Common Courage Press, 1999

 

"We don't work for" consumers in Argentina or Africa, and we "don't care" about public health issues there.

That was how the deputy assistant U.S. Trade Representative for intellectual property responded almost two years ago to a suggestion that the U.S. Trade Representative (USTR) should approach other countries' pharmaceutical patent policies as a public health issue rather than as a trade issue.

This cruel and callous comment remains official U.S. policy, which subordinates the health interests of people all over the globe to the narrow demands of U.S. pharmaceutical companies.

Last month, Clinton administration officials went into diplomatic overdrive to subvert an effort at the World Health Organization (WHO) to establish the common-sense principle that people should matter more than profits when it comes to access to essential drugs.

WHO's governing body, the World Health Assembly, had before it a proposal to urge countries to "ensure that public health interests rather than commercial interests have 'primacy' in pharmaceutical and health policies."

With most of the world ready to adopt this principle, the United States balked. Acting at the behest of the Pharmaceutical Research and Manufacturers Association (PhRMA), it suggested instead that "public health and commercial interests [be] handled in a compatible manner"-a banal and effectively meaningless notion.

When the world moved toward a compromise that would have preserved the critical principle that public health concerns should take priority over mercantile interests, the U.S. representatives successfully engaged in underhanded parliamentary maneuvers to have the whole issue deferred indefinitely.

The World Health Assembly conflict is the latest episode in the U.S. government's reprobate crusade to force other countries to adopt straitjacketing intellectual property rules for the benefit of Bristol Myers Squib, Eli Lilly, Merck, Johnson & Johnson and the other drug kingpins.

Strict patent rules provide extended legalized monopolies for drug companies. Drug companies say they need long monopoly periods to recoup their research and development costs. But no one genuinely disputes that monopolies raise costs to consumers and that generic competition lowers prices.

Many developing countries have pursued flexible policies designed to satisfy consumer needs for affordable drugs and to foster the creation of domestic manufacturers. So too did virtually every industrialized country at some point in their development-many European countries only began recognizing drug patents in the 1970s.

Among the diverse pro-health patent policies which countries have maintained in recent years: compulsory licensing, which requires patent holders to license their products (typically at a profit) to competitors; shorter patent terms than the 20 years now required in international trade agreements; respect for patents on processes, but not products (meaning competitors can imitate a product if they can figure out a different way to make it); and parallel imports-allowing distributors to buy a patented product in one country and sell it in another, to prevent patent holders from charging extra-high prices in some countries.
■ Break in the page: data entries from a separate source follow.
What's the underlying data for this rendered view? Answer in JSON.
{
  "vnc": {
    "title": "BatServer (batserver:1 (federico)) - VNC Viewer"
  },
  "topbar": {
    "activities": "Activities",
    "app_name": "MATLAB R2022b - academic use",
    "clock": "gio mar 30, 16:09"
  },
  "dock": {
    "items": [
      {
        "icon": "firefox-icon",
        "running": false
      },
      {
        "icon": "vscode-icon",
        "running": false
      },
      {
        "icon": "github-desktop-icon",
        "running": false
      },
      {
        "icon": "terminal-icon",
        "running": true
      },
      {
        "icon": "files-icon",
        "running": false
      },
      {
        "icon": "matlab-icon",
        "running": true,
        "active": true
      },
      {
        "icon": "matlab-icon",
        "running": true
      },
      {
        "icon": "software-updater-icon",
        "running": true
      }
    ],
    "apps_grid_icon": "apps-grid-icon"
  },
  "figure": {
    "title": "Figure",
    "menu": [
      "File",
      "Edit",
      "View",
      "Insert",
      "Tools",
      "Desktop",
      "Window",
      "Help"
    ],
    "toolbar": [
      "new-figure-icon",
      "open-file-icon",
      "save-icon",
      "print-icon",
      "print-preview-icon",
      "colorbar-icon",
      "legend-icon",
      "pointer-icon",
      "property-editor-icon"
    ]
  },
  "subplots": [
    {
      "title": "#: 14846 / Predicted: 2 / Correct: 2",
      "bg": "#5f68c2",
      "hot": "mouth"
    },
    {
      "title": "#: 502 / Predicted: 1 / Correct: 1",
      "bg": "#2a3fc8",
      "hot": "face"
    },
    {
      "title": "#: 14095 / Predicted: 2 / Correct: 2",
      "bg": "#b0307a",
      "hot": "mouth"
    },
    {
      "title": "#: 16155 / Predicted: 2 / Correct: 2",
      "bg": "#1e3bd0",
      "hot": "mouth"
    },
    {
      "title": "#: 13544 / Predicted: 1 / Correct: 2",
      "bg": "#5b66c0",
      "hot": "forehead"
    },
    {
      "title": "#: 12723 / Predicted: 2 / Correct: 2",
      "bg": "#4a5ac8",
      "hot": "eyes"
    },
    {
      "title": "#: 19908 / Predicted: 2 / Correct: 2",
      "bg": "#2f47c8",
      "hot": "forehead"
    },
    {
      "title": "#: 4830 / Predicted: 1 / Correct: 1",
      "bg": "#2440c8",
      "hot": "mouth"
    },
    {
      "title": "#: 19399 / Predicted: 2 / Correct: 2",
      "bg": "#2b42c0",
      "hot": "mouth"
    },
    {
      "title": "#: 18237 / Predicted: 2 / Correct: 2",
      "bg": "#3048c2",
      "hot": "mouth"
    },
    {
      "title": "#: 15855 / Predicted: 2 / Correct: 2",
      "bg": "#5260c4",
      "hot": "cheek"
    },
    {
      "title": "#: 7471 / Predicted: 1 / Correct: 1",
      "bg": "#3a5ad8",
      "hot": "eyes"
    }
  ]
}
Countries with less strict pharmaceutical patent policies, which until recently included Canada as well as Argentina, Brazil and India, tend to have better developed domestic industries and cheaper prices-often dramatically cheaper prices. India, which had virtually no domestic pharmaceutical manufacturers prior to 1970, saw a thriving industry evolve after adopting a more flexible patent policy that enabled domestic companies to compete with the multinationals.

In the last decade, however, the United States has successfully battled for the inclusion of strict intellectual property rules in international trade agreements such as NAFTA and the General Agreement on Tariffs and Trade (GATT). Often, the U.S. position has literally been drafted by PhRMA.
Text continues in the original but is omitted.